All’inizio lo vissi semplicemente come la fine di un sogno. Con il tempo, però, ho capito che quell’incidente mi aveva lasciato una lezione molto più importante: non possiamo scegliere tutto quello che ci accade, ma possiamo scegliere cosa costruire dopo. Io ho dovuto reinventarmi. Ho fatto impresa, cambiato settori, ricominciato più volte. E alla fine sono tornato quasi inconsapevolmente al punto da cui ero partito: la comunicazione. Solo che questa volta non avevo più davanti una sceneggiatura da interpretare. Avevo una vita intera da raccontare. Ed è forse questa la differenza più importante: oggi non mi interessa comunicare semplicemente per essere visto. Mi interessa farlo per lasciare qualcosa a chi ascolta, anche soltanto un dubbio, un’emozione o una prospettiva diversa».

Come sei passato da esperienze così “estreme”, militari e di volo, al giornalismo e alla scrittura?

«A guardarla da fuori, la mia vita può sembrare una successione di mondi che non hanno nulla a che fare l’uno con l’altro: il set, la divisa, Beirut, gli aerei, l’impresa e infine la scrittura. Io, invece, ci vedo un filo molto preciso: la curiosità e una quasi irrinunciabile necessità di libertà.
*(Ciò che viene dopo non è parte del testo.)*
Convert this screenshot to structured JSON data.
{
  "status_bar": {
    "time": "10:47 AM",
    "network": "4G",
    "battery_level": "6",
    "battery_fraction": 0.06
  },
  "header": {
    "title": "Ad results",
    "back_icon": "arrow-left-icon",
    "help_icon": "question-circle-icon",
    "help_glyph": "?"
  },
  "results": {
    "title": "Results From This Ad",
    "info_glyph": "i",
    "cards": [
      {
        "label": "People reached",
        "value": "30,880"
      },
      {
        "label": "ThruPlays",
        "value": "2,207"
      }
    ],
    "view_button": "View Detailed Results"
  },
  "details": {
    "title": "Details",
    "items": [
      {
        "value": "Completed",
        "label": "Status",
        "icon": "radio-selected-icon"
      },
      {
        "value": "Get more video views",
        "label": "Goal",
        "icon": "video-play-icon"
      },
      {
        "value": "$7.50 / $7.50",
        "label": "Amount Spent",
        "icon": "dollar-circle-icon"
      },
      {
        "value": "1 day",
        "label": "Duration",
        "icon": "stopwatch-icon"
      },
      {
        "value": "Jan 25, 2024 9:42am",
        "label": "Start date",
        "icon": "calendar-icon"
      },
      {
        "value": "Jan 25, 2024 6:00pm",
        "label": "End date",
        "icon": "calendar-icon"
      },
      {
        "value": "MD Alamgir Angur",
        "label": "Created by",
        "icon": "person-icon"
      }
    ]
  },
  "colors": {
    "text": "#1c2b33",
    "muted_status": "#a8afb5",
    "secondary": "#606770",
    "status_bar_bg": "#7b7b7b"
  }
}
Non sono mai stato particolarmente bravo ad accettare una strada soltanto perché era quella più logica da percorrere. Ho sempre avuto bisogno di vedere cosa ci fosse dietro la curva successiva, di conoscere persone, ambienti e realtà differenti. E soprattutto ho sempre avuto bisogno di creare qualcosa.

Recitando raccontavo una storia scritta da altri. Volando cercavo una libertà che difficilmente riesco a descrivere a chi non l’ha provata. Facendo impresa costruivo qualcosa partendo da un’idea. Oggi, scrivendo e comunicando, posso finalmente mettere insieme tutte queste esperienze e trasformarle in parole.
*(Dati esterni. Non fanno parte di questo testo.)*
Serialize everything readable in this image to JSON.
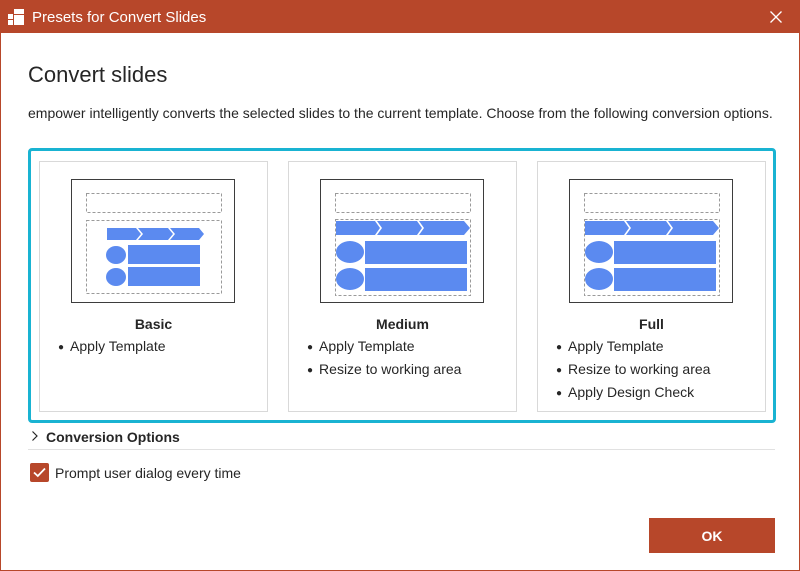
{
  "window": {
    "title": "Presets for Convert Slides",
    "accent_color": "#b7472a",
    "icons": {
      "app": "app-logo-icon",
      "close": "close-icon"
    }
  },
  "content": {
    "heading": "Convert slides",
    "description": "empower intelligently converts the selected slides to the current template. Choose from the following conversion options.",
    "highlight_color": "#19b3d2"
  },
  "presets": [
    {
      "title": "Basic",
      "bullets": [
        "Apply Template"
      ],
      "selected": true
    },
    {
      "title": "Medium",
      "bullets": [
        "Apply Template",
        "Resize to working area"
      ],
      "selected": false
    },
    {
      "title": "Full",
      "bullets": [
        "Apply Template",
        "Resize to working area",
        "Apply Design Check"
      ],
      "selected": false
    }
  ],
  "conversion_options": {
    "label": "Conversion Options",
    "expanded": false,
    "icon": "chevron-right-icon"
  },
  "prompt_checkbox": {
    "label": "Prompt user dialog every time",
    "checked": true
  },
  "ok_button": {
    "label": "OK"
  }
}
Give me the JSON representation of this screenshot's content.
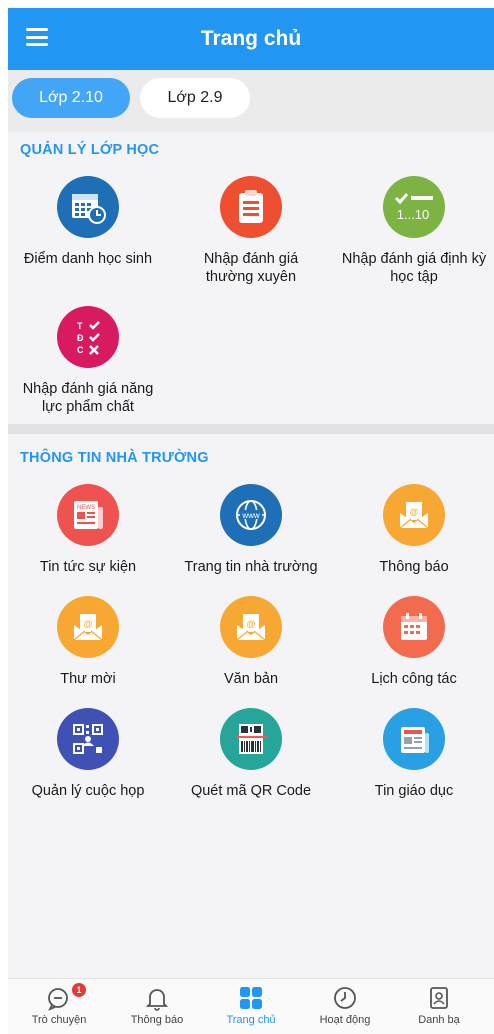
{
  "header": {
    "title": "Trang chủ"
  },
  "tabs": [
    {
      "label": "Lớp 2.10"
    },
    {
      "label": "Lớp 2.9"
    }
  ],
  "section1": {
    "title": "QUẢN LÝ LỚP HỌC",
    "items": [
      {
        "label": "Điểm danh học sinh",
        "icon": "calendar-clock-icon"
      },
      {
        "label": "Nhập đánh giá thường xuyên",
        "icon": "clipboard-icon"
      },
      {
        "label": "Nhập đánh giá định kỳ học tập",
        "icon": "check-score-icon",
        "icon_text": "1...10"
      },
      {
        "label": "Nhập đánh giá năng lực phẩm chất",
        "icon": "tdc-check-icon",
        "icon_text": [
          "T",
          "Đ",
          "C"
        ]
      }
    ]
  },
  "section2": {
    "title": "THÔNG TIN NHÀ TRƯỜNG",
    "items": [
      {
        "label": "Tin tức sự kiện",
        "icon": "newspaper-icon",
        "icon_text": "NEWS"
      },
      {
        "label": "Trang tin nhà trường",
        "icon": "globe-icon",
        "icon_text": "www"
      },
      {
        "label": "Thông báo",
        "icon": "mail-icon"
      },
      {
        "label": "Thư mời",
        "icon": "mail-icon"
      },
      {
        "label": "Văn bản",
        "icon": "mail-icon"
      },
      {
        "label": "Lịch công tác",
        "icon": "calendar-icon"
      },
      {
        "label": "Quản lý cuộc họp",
        "icon": "qr-meeting-icon"
      },
      {
        "label": "Quét mã QR Code",
        "icon": "qr-scan-icon"
      },
      {
        "label": "Tin giáo dục",
        "icon": "news-paper-icon"
      }
    ]
  },
  "bottom_nav": [
    {
      "label": "Trò chuyện",
      "icon": "chat-icon",
      "badge": "1"
    },
    {
      "label": "Thông báo",
      "icon": "bell-icon"
    },
    {
      "label": "Trang chủ",
      "icon": "grid-icon"
    },
    {
      "label": "Hoạt động",
      "icon": "clock-icon"
    },
    {
      "label": "Danh bạ",
      "icon": "contacts-icon"
    }
  ],
  "colors": {
    "primary": "#2196f3",
    "blue_icon": "#1e6fb5",
    "red_icon": "#ef4f31",
    "green_icon": "#7cb342",
    "pink_icon": "#d81b60",
    "orange_icon": "#f7a833",
    "salmon_icon": "#f26b4f",
    "indigo_icon": "#3f51b5",
    "teal_icon": "#26a69a",
    "sky_icon": "#29a0e3"
  }
}
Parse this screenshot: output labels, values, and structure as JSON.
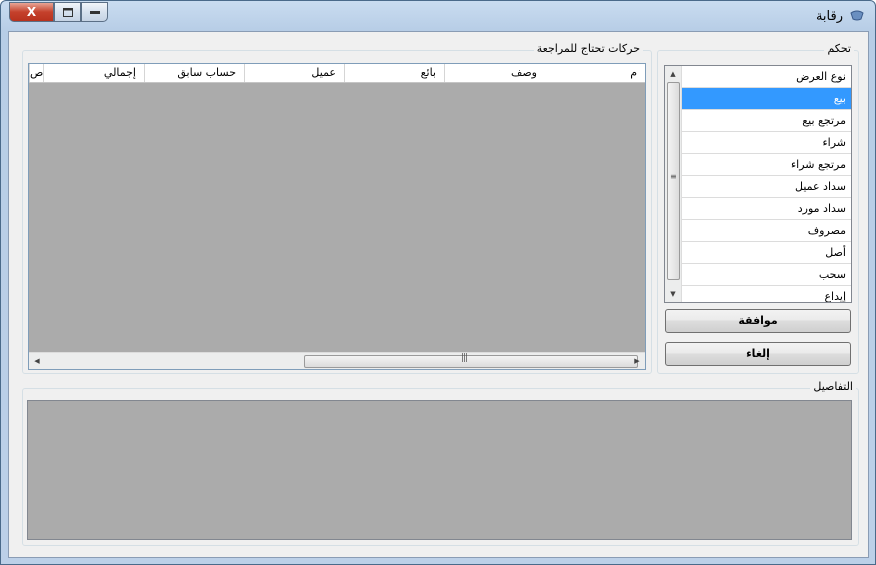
{
  "window": {
    "title": "رقابة",
    "close_glyph": "X",
    "max_glyph": "▭",
    "min_glyph": "▬"
  },
  "control": {
    "group_title": "تحكم",
    "list_header": "نوع العرض",
    "items": [
      "بيع",
      "مرتجع بيع",
      "شراء",
      "مرتجع شراء",
      "سداد عميل",
      "سداد مورد",
      "مصروف",
      "أصل",
      "سحب",
      "إيداع"
    ],
    "selected_index": 0,
    "ok_label": "موافقة",
    "cancel_label": "إلغاء"
  },
  "review": {
    "group_title": "حركات تحتاج للمراجعة",
    "columns": [
      "م",
      "وصف",
      "بائع",
      "عميل",
      "حساب سابق",
      "إجمالي",
      "ص"
    ]
  },
  "details": {
    "group_title": "التفاصيل"
  },
  "icons": {
    "scroll_up": "up-arrow-icon",
    "scroll_down": "down-arrow-icon",
    "scroll_left": "left-arrow-icon",
    "scroll_right": "right-arrow-icon"
  }
}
Per questo non considero il giornalismo e la scrittura una rottura con le mie vite precedenti. Li considero quasi il loro punto d’arrivo. Prima vivevo le storie. Oggi provo a raccontarle. E forse il vantaggio di essere arrivato alla scrittura dopo aver attraversato mondi così diversi è proprio questo: quando parlo di paura, rischio, ambizione, fallimento, amicizia o libertà, raramente ne parlo soltanto in astratto. Sono parole che, in modi diversi, ho conosciuto sulla mia pelle».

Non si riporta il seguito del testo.